First a comment from another “citizen of the world,” Paul Barter, parking and urban planning expert who lives in Singapore:
I am with JVH and the BPA on this one. Here is another way to think about it. What is the core ‘mission’ of the NHS? Surely the purpose of the NHS is health and medicine, not transport and certainly not parking. Providing a travel allowance to a small proportion of clients, such as chronically ill patients and their care givers, can be justified as in line with the mission. Some of the recipients would use such an allowance to help with their parking costs, if they drive. However, providing free-of-charge parking for all visitors and all staff at hospitals, paid for from the NHS budget, seems to me to be way outside the mission and a misuse of taxpayer’s money. After all, NHS does not pay for anyone’s bus tickets or taxi fares does it?
PB
Compassion has limits, too. If we “issue” equal parts of compassion to everyone on the planet, how can we possibly keep up? If we see “free parking” as compassion, where does it stop. Paul is correct that certainly complimentary parking can be given, out of compassion if you will, to those in need. However to simply give it to everyone out of hand means that we are going to run out and no one will be able to park. My disabled parker issue is a classic example – out of compassion we gave “Free” parking to the disabled, and now the disabled have no place to park.
Here in our insular America most urban hospitals charge for parking, the inhuman curs. However they also, in many cases, as Paul points out above, have a validation program so that those in need (cancer patients on chemo, visitors to the dying, etc) can get their parking “free.” Most people pay, but those who have a need, don’t.
How do we take a limited resource, parking, and allocate it fairly. Should a doctor be “guaranteed” a space, what about an ER nurse. There are only 1000 spaces but 1500 people need to park. How do we control the situation? When you give something away “free” people flock to use it, even when they don’t need it. Your compassionate buddy at Macmillain Cancer Support simply wants parking for free. He has no solution to the larger problem of how to control parking and how to pay for the parking structures. His compassion is blinding him to reality and frankly he doesn’t really care. He has a compassionate goal, the rest of the world be damned.
Peter is right, too. Bureaucracies that are built in the “citizen of the world” land are typically “all or nothing.” Its “free” or you pay. No middle ground – it wouldn’t be “fair.” Someone would have to make a decision as to who gets free parking and who doesn’t and of course if you didn’t “choose wisely” you could be accused of being uncompassionate, like me, and no one wants that.
We can never do things with common sense, as Peter requests. If we did, we would help those who truly need, and support those who can make it on their own. But then, as Greece, Spain, Italy, Portugal, Iceland, Finland, and the rest slowly sink into anarchy, they can always say – at least they were compassionate.
JVH
2 Responses
Thanks for the mention, John. Trying to shake an image of JVH in some medieval barbarian outfit … An idea for Halloween maybe.
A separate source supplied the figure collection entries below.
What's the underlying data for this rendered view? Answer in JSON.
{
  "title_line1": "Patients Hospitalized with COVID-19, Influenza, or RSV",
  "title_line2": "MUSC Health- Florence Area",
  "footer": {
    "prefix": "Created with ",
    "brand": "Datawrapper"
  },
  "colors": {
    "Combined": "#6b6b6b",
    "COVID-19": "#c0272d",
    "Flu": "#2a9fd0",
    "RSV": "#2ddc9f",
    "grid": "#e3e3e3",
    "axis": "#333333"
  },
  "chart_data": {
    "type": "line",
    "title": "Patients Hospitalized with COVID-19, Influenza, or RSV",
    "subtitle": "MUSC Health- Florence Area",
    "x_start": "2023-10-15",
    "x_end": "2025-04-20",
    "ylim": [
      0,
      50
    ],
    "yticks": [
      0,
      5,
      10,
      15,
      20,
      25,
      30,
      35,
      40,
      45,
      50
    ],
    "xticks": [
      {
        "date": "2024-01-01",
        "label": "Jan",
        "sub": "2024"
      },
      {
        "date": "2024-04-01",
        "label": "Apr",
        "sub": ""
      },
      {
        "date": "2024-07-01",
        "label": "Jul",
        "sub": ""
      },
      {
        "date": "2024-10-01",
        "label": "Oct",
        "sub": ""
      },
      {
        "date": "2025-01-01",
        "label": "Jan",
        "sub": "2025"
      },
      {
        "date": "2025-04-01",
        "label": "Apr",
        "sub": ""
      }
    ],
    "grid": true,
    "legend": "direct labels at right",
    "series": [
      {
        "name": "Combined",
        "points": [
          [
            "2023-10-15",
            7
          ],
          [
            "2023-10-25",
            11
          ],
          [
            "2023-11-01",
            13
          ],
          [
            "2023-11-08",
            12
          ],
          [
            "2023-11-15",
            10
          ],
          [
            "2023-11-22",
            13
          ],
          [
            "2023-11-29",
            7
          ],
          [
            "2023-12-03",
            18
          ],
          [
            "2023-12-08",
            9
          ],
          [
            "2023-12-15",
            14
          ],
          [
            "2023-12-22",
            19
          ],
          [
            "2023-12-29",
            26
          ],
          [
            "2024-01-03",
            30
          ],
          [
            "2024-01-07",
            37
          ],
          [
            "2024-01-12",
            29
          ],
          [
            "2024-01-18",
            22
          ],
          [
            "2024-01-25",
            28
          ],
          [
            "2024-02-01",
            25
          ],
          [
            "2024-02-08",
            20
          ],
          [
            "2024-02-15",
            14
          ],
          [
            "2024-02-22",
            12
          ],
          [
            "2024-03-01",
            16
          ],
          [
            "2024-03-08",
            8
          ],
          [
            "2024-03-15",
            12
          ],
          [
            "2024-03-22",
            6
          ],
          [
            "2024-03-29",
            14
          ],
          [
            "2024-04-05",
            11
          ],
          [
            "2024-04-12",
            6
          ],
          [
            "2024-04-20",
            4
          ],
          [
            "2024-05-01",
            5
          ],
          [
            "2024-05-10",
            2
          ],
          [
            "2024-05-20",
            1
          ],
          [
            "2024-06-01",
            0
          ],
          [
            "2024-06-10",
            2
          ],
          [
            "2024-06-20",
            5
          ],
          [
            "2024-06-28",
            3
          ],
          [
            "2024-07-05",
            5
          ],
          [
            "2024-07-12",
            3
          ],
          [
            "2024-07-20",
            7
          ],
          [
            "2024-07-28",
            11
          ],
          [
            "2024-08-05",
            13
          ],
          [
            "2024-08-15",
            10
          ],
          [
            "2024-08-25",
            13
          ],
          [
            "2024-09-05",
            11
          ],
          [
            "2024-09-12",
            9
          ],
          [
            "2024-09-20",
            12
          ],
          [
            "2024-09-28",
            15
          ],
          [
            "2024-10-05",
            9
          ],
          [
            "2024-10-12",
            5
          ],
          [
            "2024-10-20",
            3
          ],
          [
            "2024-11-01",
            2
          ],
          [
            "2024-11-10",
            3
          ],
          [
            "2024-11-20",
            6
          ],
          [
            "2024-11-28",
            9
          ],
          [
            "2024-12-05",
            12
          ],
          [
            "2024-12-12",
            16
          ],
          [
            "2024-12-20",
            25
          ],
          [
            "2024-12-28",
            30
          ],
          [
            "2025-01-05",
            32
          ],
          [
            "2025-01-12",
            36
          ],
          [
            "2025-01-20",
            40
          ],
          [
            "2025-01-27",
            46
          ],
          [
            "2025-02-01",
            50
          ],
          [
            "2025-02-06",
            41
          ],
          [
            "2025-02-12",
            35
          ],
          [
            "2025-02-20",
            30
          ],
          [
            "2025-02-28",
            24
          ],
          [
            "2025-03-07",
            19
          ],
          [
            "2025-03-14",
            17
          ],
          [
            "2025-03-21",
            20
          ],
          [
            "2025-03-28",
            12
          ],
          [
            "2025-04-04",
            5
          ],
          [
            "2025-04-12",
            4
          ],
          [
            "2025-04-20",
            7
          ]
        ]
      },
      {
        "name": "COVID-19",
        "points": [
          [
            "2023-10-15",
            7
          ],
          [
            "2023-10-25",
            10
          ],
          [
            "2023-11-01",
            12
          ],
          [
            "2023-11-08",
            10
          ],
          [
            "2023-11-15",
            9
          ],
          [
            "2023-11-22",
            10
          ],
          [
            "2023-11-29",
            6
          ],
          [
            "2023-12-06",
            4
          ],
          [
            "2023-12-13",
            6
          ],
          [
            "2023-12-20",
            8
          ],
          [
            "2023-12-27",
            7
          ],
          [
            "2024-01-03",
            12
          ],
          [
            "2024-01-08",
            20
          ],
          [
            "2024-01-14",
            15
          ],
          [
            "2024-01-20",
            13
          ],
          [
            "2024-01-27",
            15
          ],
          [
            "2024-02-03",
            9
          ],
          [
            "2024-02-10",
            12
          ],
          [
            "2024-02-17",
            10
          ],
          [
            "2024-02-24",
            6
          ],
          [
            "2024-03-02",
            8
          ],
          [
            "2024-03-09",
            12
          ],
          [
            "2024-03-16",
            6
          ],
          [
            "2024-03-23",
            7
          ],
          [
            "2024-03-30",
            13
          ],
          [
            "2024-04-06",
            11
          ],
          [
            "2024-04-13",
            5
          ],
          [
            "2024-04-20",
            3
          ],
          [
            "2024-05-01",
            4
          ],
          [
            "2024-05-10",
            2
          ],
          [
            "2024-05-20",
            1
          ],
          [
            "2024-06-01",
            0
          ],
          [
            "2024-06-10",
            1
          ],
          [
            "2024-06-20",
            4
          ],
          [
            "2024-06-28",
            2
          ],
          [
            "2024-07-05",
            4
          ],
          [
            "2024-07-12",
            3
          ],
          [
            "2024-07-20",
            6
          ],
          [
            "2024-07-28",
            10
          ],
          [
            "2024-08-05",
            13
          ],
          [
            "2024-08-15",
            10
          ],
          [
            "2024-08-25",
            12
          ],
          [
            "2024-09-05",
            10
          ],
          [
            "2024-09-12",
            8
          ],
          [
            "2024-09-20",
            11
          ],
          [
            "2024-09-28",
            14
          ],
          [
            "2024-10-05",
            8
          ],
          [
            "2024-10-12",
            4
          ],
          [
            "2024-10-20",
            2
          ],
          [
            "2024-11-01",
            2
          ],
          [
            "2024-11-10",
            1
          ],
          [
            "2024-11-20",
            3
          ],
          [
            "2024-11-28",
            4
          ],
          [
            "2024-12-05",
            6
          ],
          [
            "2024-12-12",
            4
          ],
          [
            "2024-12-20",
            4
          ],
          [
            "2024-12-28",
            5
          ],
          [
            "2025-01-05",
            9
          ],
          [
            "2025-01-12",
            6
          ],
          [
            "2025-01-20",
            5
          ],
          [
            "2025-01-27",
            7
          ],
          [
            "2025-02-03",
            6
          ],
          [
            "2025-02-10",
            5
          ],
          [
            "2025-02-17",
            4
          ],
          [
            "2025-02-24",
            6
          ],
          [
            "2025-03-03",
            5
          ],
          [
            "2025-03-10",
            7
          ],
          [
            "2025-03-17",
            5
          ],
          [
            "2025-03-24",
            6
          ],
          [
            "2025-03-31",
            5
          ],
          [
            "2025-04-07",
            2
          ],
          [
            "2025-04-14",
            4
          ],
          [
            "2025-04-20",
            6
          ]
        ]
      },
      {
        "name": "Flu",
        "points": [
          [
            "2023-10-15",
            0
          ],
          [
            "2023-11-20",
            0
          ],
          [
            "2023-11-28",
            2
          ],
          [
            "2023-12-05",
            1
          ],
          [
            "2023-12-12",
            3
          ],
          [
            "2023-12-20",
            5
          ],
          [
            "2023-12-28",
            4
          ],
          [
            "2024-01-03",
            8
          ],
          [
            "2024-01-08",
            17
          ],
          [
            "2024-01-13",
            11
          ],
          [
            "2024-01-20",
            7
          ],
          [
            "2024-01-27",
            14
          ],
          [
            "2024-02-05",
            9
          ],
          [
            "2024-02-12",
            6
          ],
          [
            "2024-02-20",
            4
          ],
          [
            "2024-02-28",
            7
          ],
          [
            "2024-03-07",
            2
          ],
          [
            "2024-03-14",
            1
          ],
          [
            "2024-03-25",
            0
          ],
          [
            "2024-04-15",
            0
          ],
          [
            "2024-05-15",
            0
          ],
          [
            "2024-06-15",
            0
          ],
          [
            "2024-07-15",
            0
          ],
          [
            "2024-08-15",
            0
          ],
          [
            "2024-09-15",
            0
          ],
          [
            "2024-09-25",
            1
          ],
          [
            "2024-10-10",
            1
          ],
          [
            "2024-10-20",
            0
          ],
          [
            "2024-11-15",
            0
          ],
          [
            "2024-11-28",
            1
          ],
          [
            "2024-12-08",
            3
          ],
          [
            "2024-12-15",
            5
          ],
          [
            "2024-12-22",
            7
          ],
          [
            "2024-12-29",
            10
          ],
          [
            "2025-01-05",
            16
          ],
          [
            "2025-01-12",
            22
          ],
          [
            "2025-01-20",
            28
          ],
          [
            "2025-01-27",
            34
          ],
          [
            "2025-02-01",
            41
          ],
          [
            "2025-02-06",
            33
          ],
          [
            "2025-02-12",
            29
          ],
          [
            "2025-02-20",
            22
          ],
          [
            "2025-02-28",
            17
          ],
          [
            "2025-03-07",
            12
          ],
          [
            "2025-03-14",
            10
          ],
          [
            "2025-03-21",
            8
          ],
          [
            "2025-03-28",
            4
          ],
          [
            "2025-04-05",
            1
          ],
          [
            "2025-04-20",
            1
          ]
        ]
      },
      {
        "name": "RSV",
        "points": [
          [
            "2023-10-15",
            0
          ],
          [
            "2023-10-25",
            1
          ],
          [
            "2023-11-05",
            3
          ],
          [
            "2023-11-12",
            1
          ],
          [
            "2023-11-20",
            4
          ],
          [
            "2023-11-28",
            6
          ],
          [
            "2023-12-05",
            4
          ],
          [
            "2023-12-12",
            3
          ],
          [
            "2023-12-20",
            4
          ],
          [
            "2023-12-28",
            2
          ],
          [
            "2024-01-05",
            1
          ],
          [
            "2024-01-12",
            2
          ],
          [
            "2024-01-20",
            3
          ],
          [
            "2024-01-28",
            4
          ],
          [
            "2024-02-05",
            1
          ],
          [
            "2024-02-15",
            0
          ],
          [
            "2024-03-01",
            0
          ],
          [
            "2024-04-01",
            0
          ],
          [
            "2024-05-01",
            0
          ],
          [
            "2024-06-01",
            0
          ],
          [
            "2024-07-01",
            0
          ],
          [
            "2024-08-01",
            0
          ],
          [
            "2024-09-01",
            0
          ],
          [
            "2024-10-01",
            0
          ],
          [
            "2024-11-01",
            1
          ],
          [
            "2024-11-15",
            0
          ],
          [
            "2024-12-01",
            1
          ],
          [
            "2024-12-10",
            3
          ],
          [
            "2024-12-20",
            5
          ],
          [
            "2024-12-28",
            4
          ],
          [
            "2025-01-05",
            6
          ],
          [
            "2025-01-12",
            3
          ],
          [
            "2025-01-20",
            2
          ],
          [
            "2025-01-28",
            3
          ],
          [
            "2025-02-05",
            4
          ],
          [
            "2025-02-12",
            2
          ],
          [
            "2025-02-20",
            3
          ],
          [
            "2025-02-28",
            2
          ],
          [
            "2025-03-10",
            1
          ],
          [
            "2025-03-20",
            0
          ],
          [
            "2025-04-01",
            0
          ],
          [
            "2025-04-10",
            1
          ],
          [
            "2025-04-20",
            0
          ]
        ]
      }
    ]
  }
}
Anyway, I have elaborated a bit more on my argument at a new post at:
http://www.reinventingparking.org/2010/08/is-free-parking-relevant-to-hospitals.html
I read Pete’s article with some interest having been born and raised in Scotland although now live in New Zealand.
Free parking is a myth. It is paid for by someone.
Universal health care is paid for by the tax payer. Vote health, that is the dosh allocated by governments that goes to provide health care is finite. I’d rather it go for knee and hip replacements, (at my age I admit to a bit of self interest here) than for car parks. It’s about priorities.
However, for some politicians its about being re elected not compassion and a conceited and patronising attitude, (we know what’s best for you) to the ”needy” by the political left.